The love of money deceives and brings destruction (cf. 1 Tim. 6:9-10). There is a story of a wealthy young ruler who experienced the deception and destruction of money. Filled with zeal, he approached the Lord Jesus Christ wanting to know what he could do to inherit eternal life (Mark 10:17). After some discussion, Jesus exposed this young man’s heart by revealing that this young man placed greater value on earthly possessions rather than eternal life. After our Lord issued a requirement that demanded a high cost, with much grief and disappointment the young man departed (Mark 10:22). Our Lord said to His disciples, “How difficult it will be for those who have wealth to enter the kingdom of God!” (Mark 10:23).
Though money is not evil in and of itself, money can be a trap. In his final chapter in his first letter to Timothy, Paul had raised the dangers of the greedy desire for money (1 Tim. 6:9-10). THere were those who had an ungodly perspective on material blessings. This ungodly perspective began with a selfish desire (“those who desire to be rich“), turned into deception (“fall into temptation into a snare, into many senseless and harmful desires“) and ended in destruction (“that plunge people into ruin and destruction“). The reason for this is because the “love of money is a root of all kinds of evils” (1 Tim. 6:10a). Wealth is not sinful, however those that crave financial gain have an ungodly perspective.

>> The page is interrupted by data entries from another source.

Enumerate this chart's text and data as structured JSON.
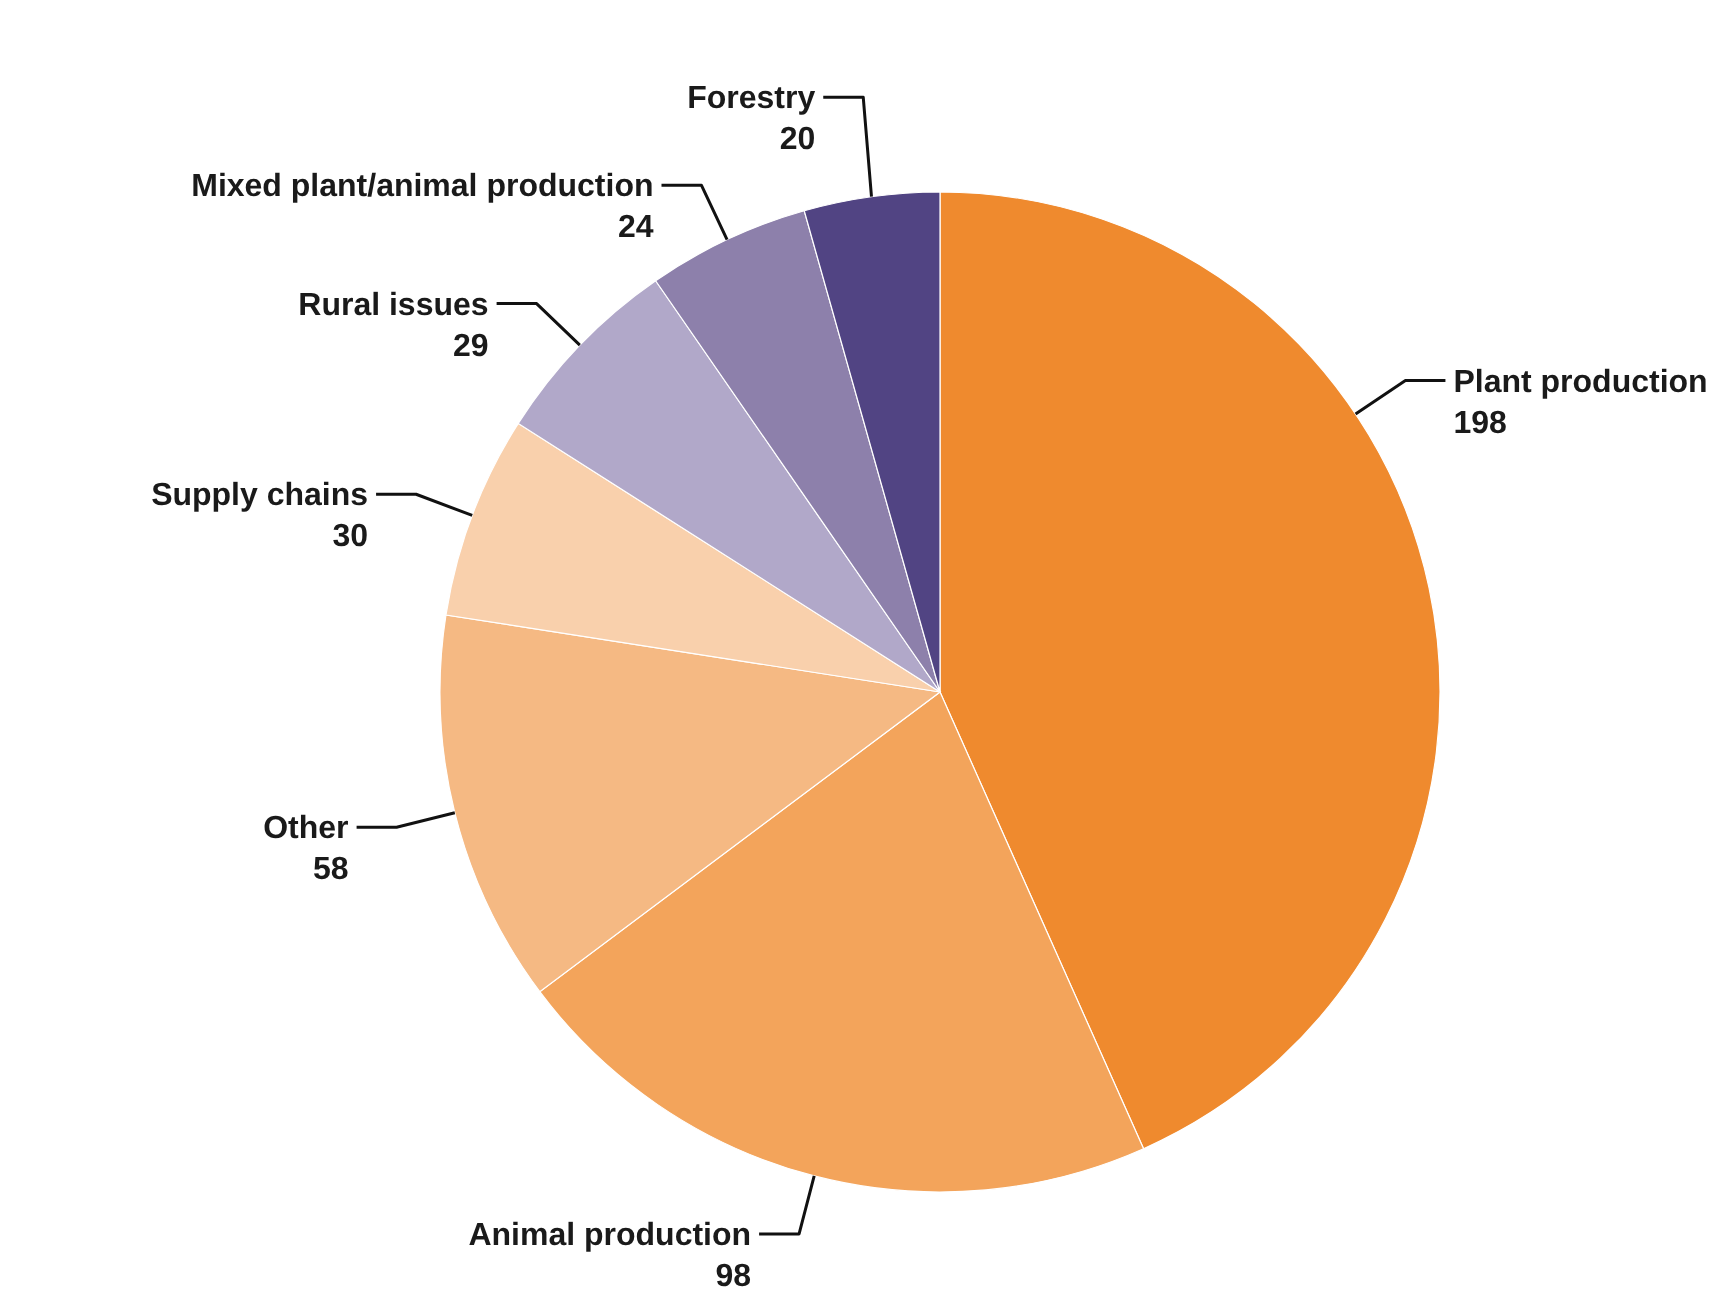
{
  "chart_data": {
    "type": "pie",
    "categories": [
      "Plant production",
      "Animal production",
      "Other",
      "Supply chains",
      "Rural issues",
      "Mixed plant/animal production",
      "Forestry"
    ],
    "values": [
      198,
      98,
      58,
      30,
      29,
      24,
      20
    ],
    "colors": [
      "#ef8a2e",
      "#f3a45b",
      "#f5b983",
      "#f9d0ac",
      "#b1a8c9",
      "#8d80ab",
      "#514483"
    ],
    "data_labels": true
  }
}
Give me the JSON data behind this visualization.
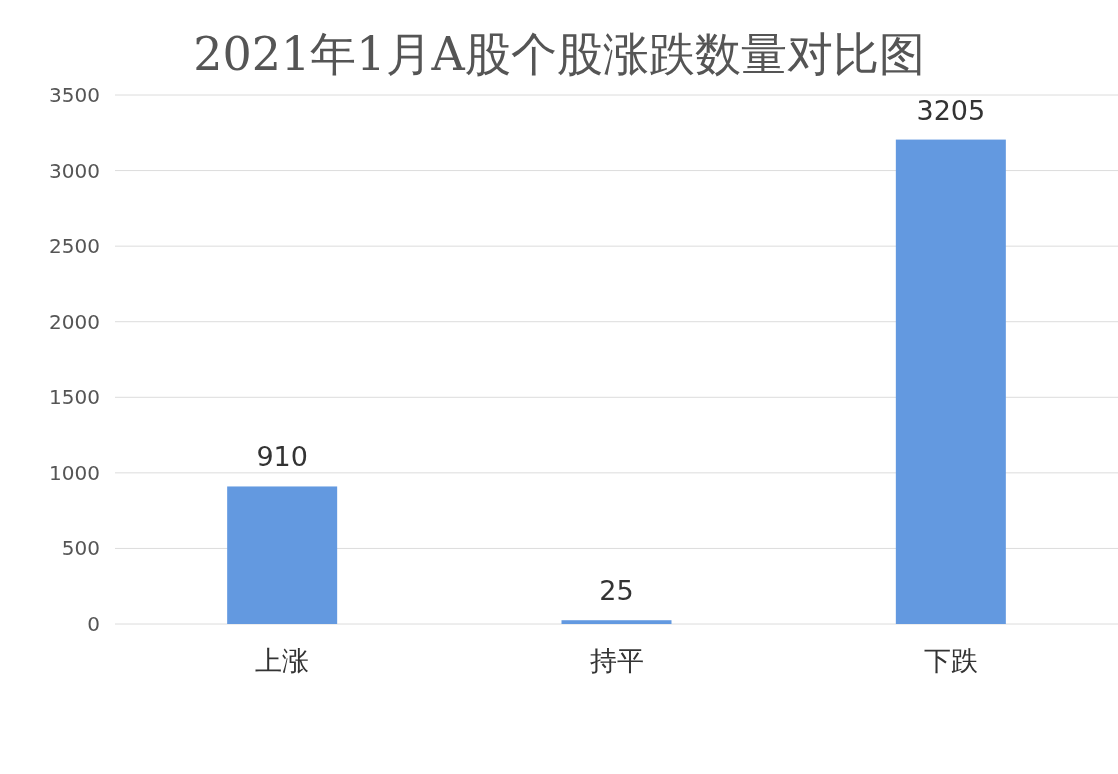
{
  "chart_data": {
    "type": "bar",
    "title": "2021年1月A股个股涨跌数量对比图",
    "categories": [
      "上涨",
      "持平",
      "下跌"
    ],
    "values": [
      910,
      25,
      3205
    ],
    "color": "#6399e0",
    "ylim": [
      0,
      3500
    ],
    "yticks": [
      0,
      500,
      1000,
      1500,
      2000,
      2500,
      3000,
      3500
    ],
    "grid": "y",
    "data_labels": true
  }
}
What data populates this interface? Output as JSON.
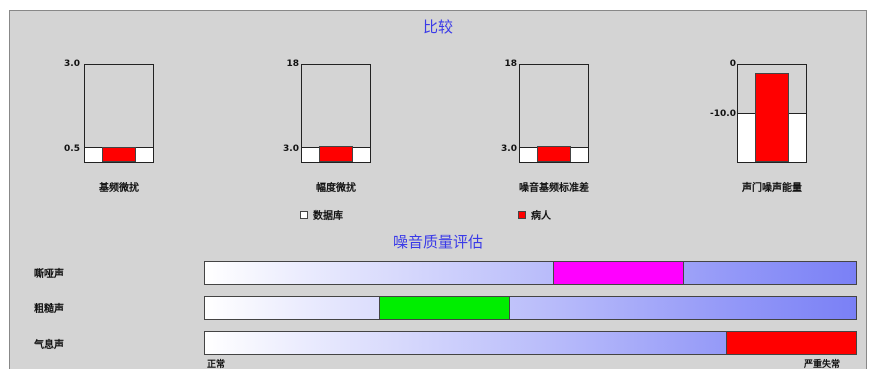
{
  "comparison": {
    "title": "比较",
    "legend": {
      "database_label": "数据库",
      "patient_label": "病人",
      "database_color": "#ffffff",
      "patient_color": "#ff0000"
    },
    "charts": [
      {
        "label": "基频微扰",
        "ymax": "3.0",
        "mark": "0.5",
        "patient_color": "#ff0000"
      },
      {
        "label": "幅度微扰",
        "ymax": "18",
        "mark": "3.0",
        "patient_color": "#ff0000"
      },
      {
        "label": "噪音基频标准差",
        "ymax": "18",
        "mark": "3.0",
        "patient_color": "#ff0000"
      },
      {
        "label": "声门噪声能量",
        "ymax": "0",
        "mark": "-10.0",
        "patient_color": "#ff0000"
      }
    ]
  },
  "assessment": {
    "title": "噪音质量评估",
    "scale_min_label": "正常",
    "scale_max_label": "严重失常",
    "rows": [
      {
        "label": "嘶哑声",
        "range": [
          0.535,
          0.735
        ],
        "color": "#ff00ff"
      },
      {
        "label": "粗糙声",
        "range": [
          0.268,
          0.468
        ],
        "color": "#00ee00"
      },
      {
        "label": "气息声",
        "range": [
          0.802,
          1.0
        ],
        "color": "#ff0000"
      }
    ]
  }
}
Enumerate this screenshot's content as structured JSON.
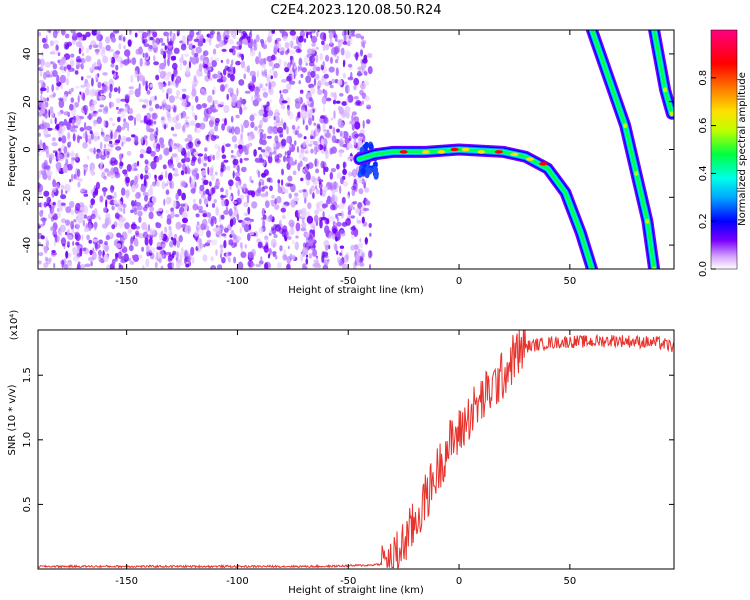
{
  "title": "C2E4.2023.120.08.50.R24",
  "chart_data": [
    {
      "type": "heatmap",
      "title": "C2E4.2023.120.08.50.R24",
      "xlabel": "Height of straight line (km)",
      "ylabel": "Frequency (Hz)",
      "xlim": [
        -190,
        97
      ],
      "ylim": [
        -50,
        50
      ],
      "xticks": [
        -150,
        -100,
        -50,
        0,
        50
      ],
      "yticks": [
        -40,
        -20,
        0,
        20,
        40
      ],
      "colorbar": {
        "label": "Normalized spectral amplitude",
        "range": [
          0,
          1
        ],
        "ticks": [
          0.0,
          0.2,
          0.4,
          0.6,
          0.8
        ],
        "colormap": [
          "#ffffff",
          "#d8a8ff",
          "#7a00ff",
          "#0000ff",
          "#00a8ff",
          "#00ffe8",
          "#00ff40",
          "#c0ff00",
          "#ffe000",
          "#ff8000",
          "#ff0000",
          "#ff0080"
        ]
      },
      "features": [
        {
          "name": "noise field",
          "x_range": [
            -190,
            -40
          ],
          "f_range": [
            -50,
            50
          ],
          "amplitude": [
            0.0,
            0.2
          ]
        },
        {
          "name": "main trace",
          "points": [
            [
              -45,
              -4
            ],
            [
              -38,
              -2
            ],
            [
              -30,
              -1
            ],
            [
              -15,
              -1
            ],
            [
              0,
              0
            ],
            [
              20,
              -1
            ],
            [
              30,
              -3
            ],
            [
              40,
              -8
            ],
            [
              48,
              -18
            ],
            [
              55,
              -35
            ],
            [
              60,
              -50
            ]
          ]
        },
        {
          "name": "trace 2",
          "points": [
            [
              60,
              50
            ],
            [
              75,
              10
            ],
            [
              80,
              -10
            ],
            [
              85,
              -30
            ],
            [
              88,
              -50
            ]
          ]
        },
        {
          "name": "trace 3",
          "points": [
            [
              88,
              50
            ],
            [
              93,
              25
            ],
            [
              96,
              15
            ]
          ]
        }
      ]
    },
    {
      "type": "line",
      "xlabel": "Height of straight line (km)",
      "ylabel": "SNR (10 * v/v)",
      "yscale_label": "(x10⁴)",
      "xlim": [
        -190,
        97
      ],
      "ylim": [
        0,
        1.85
      ],
      "xticks": [
        -150,
        -100,
        -50,
        0,
        50
      ],
      "yticks": [
        0.5,
        1.0,
        1.5
      ],
      "ytick_labels": [
        "0.5",
        "1.0",
        "1.5"
      ],
      "color": "#e8322c",
      "series": [
        {
          "x": [
            -190,
            -150,
            -100,
            -60,
            -40,
            -30,
            -25,
            -20,
            -15,
            -10,
            -5,
            0,
            5,
            10,
            15,
            20,
            25,
            30,
            40,
            50,
            60,
            70,
            80,
            90,
            97
          ],
          "values": [
            0.02,
            0.02,
            0.02,
            0.02,
            0.03,
            0.05,
            0.2,
            0.35,
            0.55,
            0.75,
            0.95,
            1.05,
            1.2,
            1.3,
            1.4,
            1.5,
            1.65,
            1.72,
            1.75,
            1.76,
            1.76,
            1.77,
            1.76,
            1.75,
            1.72
          ]
        }
      ]
    }
  ]
}
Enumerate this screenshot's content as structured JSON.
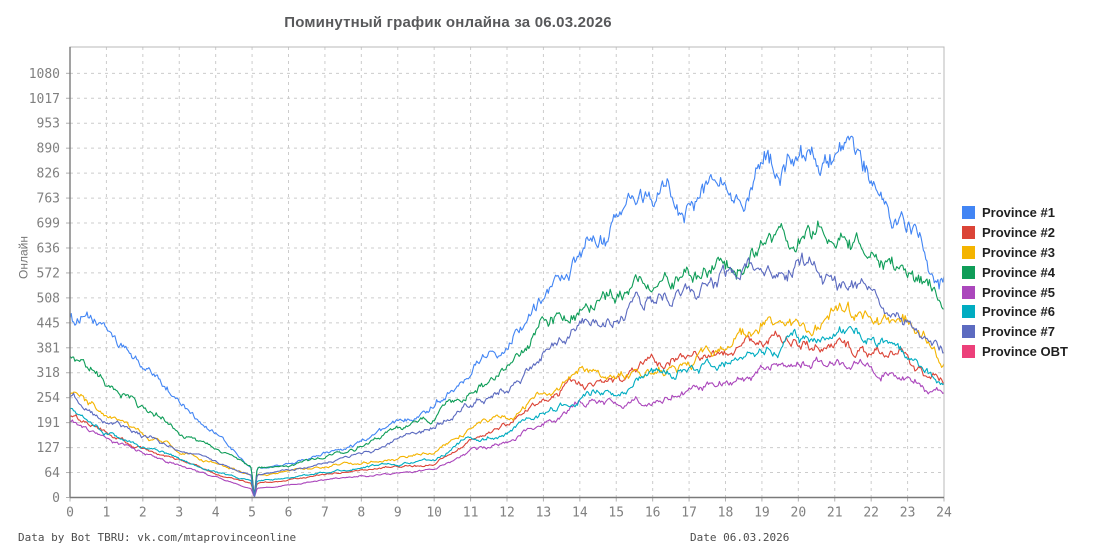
{
  "title": "Поминутный график онлайна за 06.03.2026",
  "y_axis_label": "Онлайн",
  "footer": {
    "left": "Data by Bot TBRU: vk.com/mtaprovinceonline",
    "right": "Date 06.03.2026"
  },
  "chart_data": {
    "type": "line",
    "title": "Поминутный график онлайна за 06.03.2026",
    "xlabel": "",
    "ylabel": "Онлайн",
    "xlim": [
      0,
      24
    ],
    "ylim": [
      0,
      1147
    ],
    "grid": true,
    "legend_position": "right",
    "x_ticks": [
      0,
      1,
      2,
      3,
      4,
      5,
      6,
      7,
      8,
      9,
      10,
      11,
      12,
      13,
      14,
      15,
      16,
      17,
      18,
      19,
      20,
      21,
      22,
      23,
      24
    ],
    "y_ticks": [
      0,
      64,
      127,
      191,
      254,
      318,
      381,
      445,
      508,
      572,
      636,
      699,
      763,
      826,
      890,
      953,
      1017,
      1080
    ],
    "restart_dip_hour": 5.06,
    "x": [
      0,
      1,
      2,
      3,
      4,
      5,
      6,
      7,
      8,
      9,
      10,
      11,
      12,
      13,
      14,
      15,
      16,
      17,
      18,
      19,
      20,
      21,
      22,
      23,
      24
    ],
    "series": [
      {
        "name": "Province #1",
        "color": "#4285f4",
        "values": [
          465,
          425,
          333,
          248,
          163,
          70,
          85,
          110,
          145,
          185,
          240,
          333,
          400,
          528,
          605,
          690,
          760,
          750,
          817,
          846,
          834,
          840,
          795,
          689,
          565
        ]
      },
      {
        "name": "Province #2",
        "color": "#db4437",
        "values": [
          210,
          160,
          120,
          90,
          60,
          35,
          45,
          58,
          68,
          78,
          87,
          142,
          180,
          261,
          295,
          282,
          350,
          360,
          367,
          409,
          393,
          388,
          367,
          358,
          299
        ]
      },
      {
        "name": "Province #3",
        "color": "#f4b400",
        "values": [
          260,
          205,
          158,
          122,
          88,
          55,
          63,
          80,
          92,
          100,
          117,
          180,
          197,
          265,
          316,
          320,
          316,
          345,
          384,
          439,
          426,
          469,
          477,
          439,
          346
        ]
      },
      {
        "name": "Province #4",
        "color": "#0f9d58",
        "values": [
          360,
          290,
          225,
          170,
          120,
          75,
          80,
          105,
          135,
          170,
          202,
          266,
          325,
          426,
          485,
          511,
          554,
          560,
          588,
          639,
          668,
          700,
          647,
          579,
          505
        ]
      },
      {
        "name": "Province #5",
        "color": "#ab47bc",
        "values": [
          195,
          150,
          110,
          80,
          50,
          22,
          32,
          45,
          55,
          62,
          70,
          121,
          138,
          201,
          240,
          244,
          248,
          278,
          291,
          316,
          354,
          350,
          325,
          299,
          261
        ]
      },
      {
        "name": "Province #6",
        "color": "#00acc1",
        "values": [
          230,
          175,
          130,
          98,
          68,
          40,
          50,
          64,
          76,
          88,
          95,
          151,
          167,
          223,
          265,
          274,
          316,
          320,
          358,
          375,
          401,
          397,
          401,
          367,
          291
        ]
      },
      {
        "name": "Province #7",
        "color": "#5c6bc0",
        "values": [
          255,
          205,
          158,
          120,
          85,
          55,
          68,
          88,
          112,
          145,
          172,
          244,
          274,
          371,
          443,
          456,
          494,
          540,
          560,
          613,
          605,
          571,
          520,
          439,
          371
        ]
      },
      {
        "name": "Province OBT",
        "color": "#ec407a",
        "values": [
          0,
          0,
          0,
          0,
          0,
          0,
          0,
          0,
          0,
          0,
          0,
          0,
          0,
          0,
          0,
          0,
          0,
          0,
          0,
          0,
          0,
          0,
          0,
          0,
          0
        ]
      }
    ]
  }
}
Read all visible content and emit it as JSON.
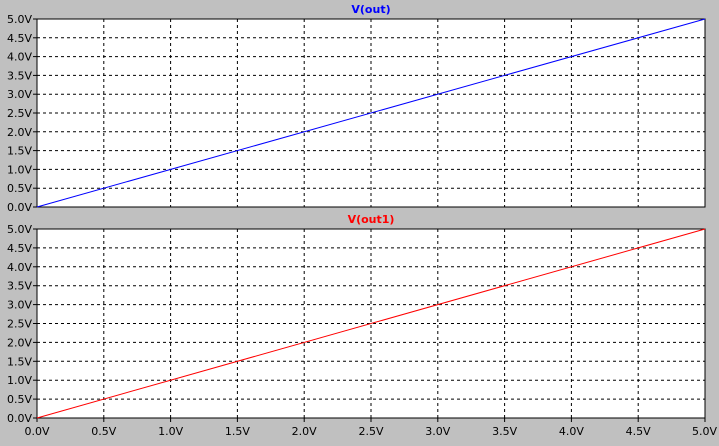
{
  "chart_data": [
    {
      "type": "line",
      "title": "V(out)",
      "title_color": "#0000ff",
      "series": [
        {
          "name": "V(out)",
          "color": "#0000ff",
          "x": [
            0,
            5
          ],
          "y": [
            0,
            5
          ]
        }
      ],
      "xlim": [
        0,
        5
      ],
      "ylim": [
        0,
        5
      ],
      "y_ticks": [
        "0.0V",
        "0.5V",
        "1.0V",
        "1.5V",
        "2.0V",
        "2.5V",
        "3.0V",
        "3.5V",
        "4.0V",
        "4.5V",
        "5.0V"
      ],
      "grid": true
    },
    {
      "type": "line",
      "title": "V(out1)",
      "title_color": "#ff0000",
      "series": [
        {
          "name": "V(out1)",
          "color": "#ff0000",
          "x": [
            0,
            5
          ],
          "y": [
            0,
            5
          ]
        }
      ],
      "xlim": [
        0,
        5
      ],
      "ylim": [
        0,
        5
      ],
      "x_ticks": [
        "0.0V",
        "0.5V",
        "1.0V",
        "1.5V",
        "2.0V",
        "2.5V",
        "3.0V",
        "3.5V",
        "4.0V",
        "4.5V",
        "5.0V"
      ],
      "y_ticks": [
        "0.0V",
        "0.5V",
        "1.0V",
        "1.5V",
        "2.0V",
        "2.5V",
        "3.0V",
        "3.5V",
        "4.0V",
        "4.5V",
        "5.0V"
      ],
      "grid": true
    }
  ],
  "colors": {
    "background": "#c0c0c0",
    "plot_background": "#ffffff",
    "grid": "#000000",
    "frame": "#000000"
  }
}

As he comes to the end of the letter he addresses the issue of believers who have wealth. How should they view their money? Sadly, this topic has been horribly abused by many with two extremes: many is evil and on the other extreme money is a sign of spiritual blessing. Moving away from extremes, let us go back to Scripture. In 1 Timothy 6:17-19, Paul provides Timothy with instructions for the wealthy. He begins by saying, “as for the rich in this present age” (6:17a). In this word to the wealthy, he goes on to provide the attitudes (1 Tim. 6:17) and actions (1 Tim. 6:18-19) relating to the use of money. At the heart of this passage is a right understanding of possessions. The understanding in this passage is the recognition that what we have comes from the Lord and therefore it ought to be used for His glory.
After generous gifts had been brought to the temple, King David prays a prayer of thanksgiving. In this prayer he offers thanksgiving to the Lord and rightly recognises that the Lord is the source of all that we have. Consider these words that provide a right understand of wealth and possesions,
“Yours, O Lord, is the greatness and the power and the glory and the victory and the majesty, for all that is in the heavens and in the earth is yours. Yours is the kingdom, O Lord, and you are exalted as head above all. Both riches and honor come from you, and you rule over all. In your hand are power and might, and in your hand it is to make great and to give strength to all” (1 Chron. 29:11-12).